Designing Data-Intense Applications - Chapter 1

March 10, 2020 | #book review

Let's dig into Matin Kleppmann's "Designing Data-Intensive Applications" and talk about the facets of reliable, scalable, and maintainable applications!

What do we expect from our applications?

The first chapter of Designing Data-Intensive Applications (now referred to as DDIT) focuses on setting the stage for the rest of the book by presenting the author's definitions of the following terms:

  • Reliability - things continue to work correctly even when things go wrong
  • Scalability - as the system grows (traffic, data volume, complexity), there should be reasonable ways to deal with that growth
  • Maintainability - all about keeping things up and running (while not pulling out your hair)

Reliability

At a high level, the author comments on how there are some common ideas of what it takes to call a system "reliable".

  • The application performs the function that the user expected.
  • The application can tolerate the user making mistakes or placing things in an unexpected state.
  • The performance is good enough -- based on the expected load and data volume.
  • The system prevents unauthorized access and abuse.

I found the author's comments on this topic to be extremely relevant to my career experiences. Software is challenging; the reality is that often, software is created at an extremely rapid pace and something as obvious as reliability gets overlooked. In my personal career, I have seen proof of concepts (which we never expected to see a production environment) morph into something real.

Alright, so that is all fine and dandy - but what about when things go wrong?

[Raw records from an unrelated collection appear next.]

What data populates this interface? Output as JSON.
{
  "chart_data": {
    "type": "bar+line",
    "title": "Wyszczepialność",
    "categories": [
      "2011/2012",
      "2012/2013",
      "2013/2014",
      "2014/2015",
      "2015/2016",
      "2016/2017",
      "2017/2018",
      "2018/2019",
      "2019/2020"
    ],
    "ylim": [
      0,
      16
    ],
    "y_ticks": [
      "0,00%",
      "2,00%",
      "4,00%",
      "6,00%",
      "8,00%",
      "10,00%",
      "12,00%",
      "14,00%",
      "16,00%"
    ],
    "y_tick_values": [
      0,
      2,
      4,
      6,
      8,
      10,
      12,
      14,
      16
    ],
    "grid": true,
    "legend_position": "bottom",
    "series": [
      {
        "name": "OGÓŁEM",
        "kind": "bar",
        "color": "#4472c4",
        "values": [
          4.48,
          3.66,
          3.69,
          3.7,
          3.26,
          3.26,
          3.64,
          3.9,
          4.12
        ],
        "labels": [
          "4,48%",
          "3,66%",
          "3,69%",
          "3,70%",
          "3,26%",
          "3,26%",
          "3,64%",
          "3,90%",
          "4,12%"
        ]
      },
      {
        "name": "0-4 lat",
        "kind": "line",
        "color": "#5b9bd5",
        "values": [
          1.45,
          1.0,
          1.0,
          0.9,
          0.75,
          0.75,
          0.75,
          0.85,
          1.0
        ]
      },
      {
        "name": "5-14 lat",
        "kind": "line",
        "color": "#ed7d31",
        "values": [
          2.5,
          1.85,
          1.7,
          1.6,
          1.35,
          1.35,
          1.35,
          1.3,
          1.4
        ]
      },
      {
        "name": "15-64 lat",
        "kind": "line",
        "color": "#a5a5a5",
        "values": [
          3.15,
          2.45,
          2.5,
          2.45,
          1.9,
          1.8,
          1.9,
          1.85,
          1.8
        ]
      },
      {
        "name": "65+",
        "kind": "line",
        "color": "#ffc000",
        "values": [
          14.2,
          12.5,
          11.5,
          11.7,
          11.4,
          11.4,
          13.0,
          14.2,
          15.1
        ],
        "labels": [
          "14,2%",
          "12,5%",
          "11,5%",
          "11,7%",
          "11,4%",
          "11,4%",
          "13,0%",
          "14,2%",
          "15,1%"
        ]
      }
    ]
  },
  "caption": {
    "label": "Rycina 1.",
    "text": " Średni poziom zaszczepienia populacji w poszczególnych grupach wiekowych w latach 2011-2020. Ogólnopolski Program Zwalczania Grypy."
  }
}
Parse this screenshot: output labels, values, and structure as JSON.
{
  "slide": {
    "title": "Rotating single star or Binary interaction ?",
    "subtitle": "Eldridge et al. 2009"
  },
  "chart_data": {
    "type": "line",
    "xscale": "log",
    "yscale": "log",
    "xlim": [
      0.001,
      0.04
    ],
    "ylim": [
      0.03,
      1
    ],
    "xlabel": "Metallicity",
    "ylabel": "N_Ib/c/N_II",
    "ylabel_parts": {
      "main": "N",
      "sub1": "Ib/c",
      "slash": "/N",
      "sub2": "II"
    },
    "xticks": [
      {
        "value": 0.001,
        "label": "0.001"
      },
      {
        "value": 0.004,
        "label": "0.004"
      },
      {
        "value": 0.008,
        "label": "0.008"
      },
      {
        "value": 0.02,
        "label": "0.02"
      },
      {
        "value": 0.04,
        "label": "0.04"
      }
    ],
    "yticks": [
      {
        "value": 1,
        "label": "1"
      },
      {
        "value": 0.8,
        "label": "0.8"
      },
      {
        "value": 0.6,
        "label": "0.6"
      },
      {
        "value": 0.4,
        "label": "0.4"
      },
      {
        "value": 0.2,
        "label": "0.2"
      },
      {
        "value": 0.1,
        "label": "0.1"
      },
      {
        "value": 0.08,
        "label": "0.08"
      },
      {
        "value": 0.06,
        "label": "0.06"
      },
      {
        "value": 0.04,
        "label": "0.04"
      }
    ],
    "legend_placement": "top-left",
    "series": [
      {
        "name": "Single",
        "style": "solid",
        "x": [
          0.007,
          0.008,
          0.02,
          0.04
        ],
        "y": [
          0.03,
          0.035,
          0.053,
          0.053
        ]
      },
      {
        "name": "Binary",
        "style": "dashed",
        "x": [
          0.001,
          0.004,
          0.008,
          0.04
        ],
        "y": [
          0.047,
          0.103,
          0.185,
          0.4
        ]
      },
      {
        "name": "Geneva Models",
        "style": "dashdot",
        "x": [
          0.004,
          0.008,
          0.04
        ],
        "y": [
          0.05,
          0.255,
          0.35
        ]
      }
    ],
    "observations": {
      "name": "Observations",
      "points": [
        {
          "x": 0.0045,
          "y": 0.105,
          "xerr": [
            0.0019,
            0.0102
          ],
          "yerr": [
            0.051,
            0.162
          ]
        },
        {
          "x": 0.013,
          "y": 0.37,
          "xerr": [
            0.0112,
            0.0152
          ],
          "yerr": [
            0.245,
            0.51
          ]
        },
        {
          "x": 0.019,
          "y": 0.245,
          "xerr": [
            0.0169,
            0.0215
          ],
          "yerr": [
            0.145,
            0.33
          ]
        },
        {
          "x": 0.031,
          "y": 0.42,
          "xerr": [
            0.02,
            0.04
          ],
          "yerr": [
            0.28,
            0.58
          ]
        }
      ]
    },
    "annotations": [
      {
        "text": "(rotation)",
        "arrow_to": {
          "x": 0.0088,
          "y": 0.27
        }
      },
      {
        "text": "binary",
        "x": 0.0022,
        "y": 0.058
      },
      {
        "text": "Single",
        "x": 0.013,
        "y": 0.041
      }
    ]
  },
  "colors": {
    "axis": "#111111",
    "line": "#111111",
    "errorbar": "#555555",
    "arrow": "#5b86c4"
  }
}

When things go wrong, we call these actions faults. Common types of faults are hardware faults, software errors, and human errors. It's important to clarify that there is a difference between a fault and a failure.

A fault is when the system encounters unexpected behavior and is able to keep on trucking whereas a failure stops the system completely. In general, the most common approach is to tolerate the fault instead of preventing them completely. This brings up an interesting point regarding how in code, with higher-level languages such as C#, we have this concept of exceptions, try/catch and how that differs from a language such as C.

Hardware Faults

This section discussed how there are multiple ways hardware can fail and how cloud providers have helped emerge a different approach which prioritizes flexibility and elasticity over single-machine reliability.

Software Errors

Something all developers can empathize with. Bugs are inevitable and as much as we strive to prevent them, they creep into our system. Sometimes the engineers working on the code introduce them, other times it's an outside source that we seemingly have little control over.

Some examples include:

  • The classic off by 1 error
  • Memory leaks
  • Bugs that crash the entire system based on unexpected input
  • Cascading failures, where Service 1's failure causes Service 2 to fail, which causes Service 3 to fail...

We can combat these issues by testing individual systems, writing meaningful integration tests, using monitoring platforms, and adding fault tolerance and recovery strategies in code.

Human Errors

The author points out that humans are known to be unreliable. I tell my team that we should strive to automate anything that currently requires manual human intervention. The reality is that operators (humans) are responsible for a significant amount more errors than hardware failures.